Kinship’s COVID frontline team highly commended in the Third Sector Awards

22 September 2021

Every person who works at Kinship has a tireless determination to achieve our vision of a society where kinship families are recognised, valued, and supported. When the COVID-19 pandemic hit in March 2020, our staff united behind one mission: to support as many kinship families as we could.

Being awarded a high commendation in the COVID-19 Frontline Team of the Year category at the Third Sector Awards 2021 is great recognition of their achievements. We wanted to share how proud we are of what they have achieved.

Kinship carers are the grandparents, siblings, aunts, uncles, other family members and friends who step up to raise children when their parents can’t. Kinship families are raising over 200,000 children – keeping them out of the care system. That’s almost three times the number of children being raised in foster care. At the outset of the pandemic, kinship carers told us they felt scared about catching the virus and about what would happen to their children if they fell seriously ill or died.  Kinship carers are often the one person preventing the children from growing up in the care system. They were feeling more isolated and vulnerable than ever. They feared how they would be able to continue to work with schools closed and there was a huge sense of confusion and frustration about not having clear guidance on what was happening.  As the lockdown continued, concerns moved from home-schooling and the impact of lockdown on the children in their care, to exhaustion from caring for the children 24 hours a day without a break. They were, and continue to be, deeply concerned about the uncertainties of living with a ‘new normal’.

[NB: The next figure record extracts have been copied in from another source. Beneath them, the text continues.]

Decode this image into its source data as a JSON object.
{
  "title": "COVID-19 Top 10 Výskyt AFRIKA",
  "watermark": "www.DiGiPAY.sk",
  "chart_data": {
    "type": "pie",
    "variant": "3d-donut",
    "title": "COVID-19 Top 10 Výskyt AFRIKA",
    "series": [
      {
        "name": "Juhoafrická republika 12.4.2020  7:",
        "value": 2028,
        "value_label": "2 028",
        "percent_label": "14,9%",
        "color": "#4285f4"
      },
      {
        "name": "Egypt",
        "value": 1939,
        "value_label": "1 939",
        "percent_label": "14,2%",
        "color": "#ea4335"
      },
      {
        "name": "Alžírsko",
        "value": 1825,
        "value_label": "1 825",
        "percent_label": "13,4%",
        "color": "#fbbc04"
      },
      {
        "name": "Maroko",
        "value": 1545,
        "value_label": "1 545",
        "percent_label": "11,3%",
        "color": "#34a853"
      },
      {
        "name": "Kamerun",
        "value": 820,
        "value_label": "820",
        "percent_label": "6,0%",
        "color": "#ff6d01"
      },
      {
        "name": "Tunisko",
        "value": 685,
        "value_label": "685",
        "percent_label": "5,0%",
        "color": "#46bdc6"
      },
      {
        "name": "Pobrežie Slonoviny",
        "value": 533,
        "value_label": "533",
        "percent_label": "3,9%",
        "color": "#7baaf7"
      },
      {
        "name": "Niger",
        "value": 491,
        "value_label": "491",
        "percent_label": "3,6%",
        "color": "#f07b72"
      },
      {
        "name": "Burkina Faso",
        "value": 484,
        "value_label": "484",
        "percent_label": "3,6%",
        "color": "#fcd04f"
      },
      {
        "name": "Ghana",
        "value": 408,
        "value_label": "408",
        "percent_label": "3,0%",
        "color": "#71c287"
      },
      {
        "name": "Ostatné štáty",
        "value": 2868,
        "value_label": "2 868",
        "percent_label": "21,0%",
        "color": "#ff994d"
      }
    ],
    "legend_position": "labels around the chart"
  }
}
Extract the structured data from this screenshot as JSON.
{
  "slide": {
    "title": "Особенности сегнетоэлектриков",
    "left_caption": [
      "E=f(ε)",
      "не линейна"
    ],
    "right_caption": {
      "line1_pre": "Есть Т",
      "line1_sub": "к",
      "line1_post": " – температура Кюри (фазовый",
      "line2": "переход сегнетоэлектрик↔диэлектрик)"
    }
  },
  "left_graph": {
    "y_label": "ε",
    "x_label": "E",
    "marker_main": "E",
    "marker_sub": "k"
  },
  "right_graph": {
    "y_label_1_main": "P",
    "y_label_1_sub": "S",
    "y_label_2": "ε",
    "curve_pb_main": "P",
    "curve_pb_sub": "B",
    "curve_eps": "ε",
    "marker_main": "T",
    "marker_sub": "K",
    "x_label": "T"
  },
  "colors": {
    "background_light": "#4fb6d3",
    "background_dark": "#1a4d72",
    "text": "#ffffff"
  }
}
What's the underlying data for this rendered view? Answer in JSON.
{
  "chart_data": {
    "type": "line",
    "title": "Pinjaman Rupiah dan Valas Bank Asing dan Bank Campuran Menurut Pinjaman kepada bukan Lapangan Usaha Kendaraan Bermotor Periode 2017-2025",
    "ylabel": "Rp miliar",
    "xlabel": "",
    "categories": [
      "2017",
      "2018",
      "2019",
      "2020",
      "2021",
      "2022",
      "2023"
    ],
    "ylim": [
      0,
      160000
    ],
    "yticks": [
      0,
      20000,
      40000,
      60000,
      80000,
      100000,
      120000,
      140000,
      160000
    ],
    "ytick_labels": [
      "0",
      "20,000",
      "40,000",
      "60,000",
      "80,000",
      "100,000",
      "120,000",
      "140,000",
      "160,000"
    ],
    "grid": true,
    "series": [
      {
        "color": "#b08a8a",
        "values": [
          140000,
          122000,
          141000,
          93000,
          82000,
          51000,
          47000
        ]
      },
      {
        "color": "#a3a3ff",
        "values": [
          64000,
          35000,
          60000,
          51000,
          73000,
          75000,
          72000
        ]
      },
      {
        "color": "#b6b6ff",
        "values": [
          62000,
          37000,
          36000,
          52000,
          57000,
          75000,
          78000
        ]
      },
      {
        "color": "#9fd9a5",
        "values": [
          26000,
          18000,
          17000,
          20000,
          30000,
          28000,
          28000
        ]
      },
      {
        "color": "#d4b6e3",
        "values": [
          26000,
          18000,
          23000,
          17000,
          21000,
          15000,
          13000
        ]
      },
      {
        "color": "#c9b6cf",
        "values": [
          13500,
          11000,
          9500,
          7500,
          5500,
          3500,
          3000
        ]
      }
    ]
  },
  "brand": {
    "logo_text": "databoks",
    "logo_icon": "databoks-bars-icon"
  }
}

This translated into a 46% increase in enquiries to our advice team from kinship carers who were distressed, scared, and seeing the impact of COVID-19 compounding the inequalities and everyday challenges they already faced.

Our teams listened and responded

Kinship Response was developed swiftly, adapted from our existing services, in consultation with local authorities and kinship carers, to meet the evolving and growing needs of kinship carers at this time. At its core was specialist advice, one-to-one remote project worker support, online virtual support groups (including specialist support to upskill kinship carers who had limited experience of using technology) and one-to-one peer support through kinship carer volunteers.

How we did it

A core internal team from across the charity worked quickly to develop a commissionable membership model to allow local authorities to buy in the service quickly and reach kinship carers. Our CEO, along with our trustees and external stakeholders campaigned to leverage funding from the Government allowing local authorities to release funds fast so we could deliver quickly, and our programmes team built relationships with local authorities to commission Kinship Response.

 

The Kinship team achieved an incredible amount in those months:

  • Set up and delivered a new crisis intervention service within two months
  • Brought in £1.2 million in commissioned income to support service delivery
  • Increased one-to-one support and delivery by 416% (267 to 1,379 kinship carers)
  • Increased our partnership with local authorities from 24 to 77.
  • Our advice team supported 3,615 kinship carers to receive specialist advice
  • Developed our peer support ‘Someone Like Me’ service recruiting 35 volunteers who supported 500 kinship carers.
  • Set up a new frontline service for Wales and a bilingual advice worker
  • Created 29 new jobs

“We increased one-to-one support for kinship carers over 12 months by 416% – I’m so proud of the team”
– Kate OBrien, Director of Business Development and Programmes

Measurable outcomes for kinship carers included:

80% reduced financial concerns after accessing specific support
82% feel more confident in their kinship caring role

Why we are so proud of our team

The dedication, expertise and gumption shown by the team are second to none. They worked collaboratively with one vision.

On a daily basis, they supported kinship carers experiencing real crisis. Grandparents fearful of what would happen to their kin children if they contracted Covid-19 and died. Kinship carers managing the stress of home-schooling, challenging behaviour from their kinship children.  Worries about lack of financial security due to the pandemic.

Our team took on the emotional burden of thousands of kinship carers. They delivered high-quality services in extreme circumstances. Many of the team are kinship carers themselves and so put their fears and worries aside to support others.

The success of the team was supported by teams across the charity, from HR, finance, marketing, fundraising, and service design.  They all pulled together to support and raise up the voices of selfless kinship carers who are keeping children out of the care system, with love and hope.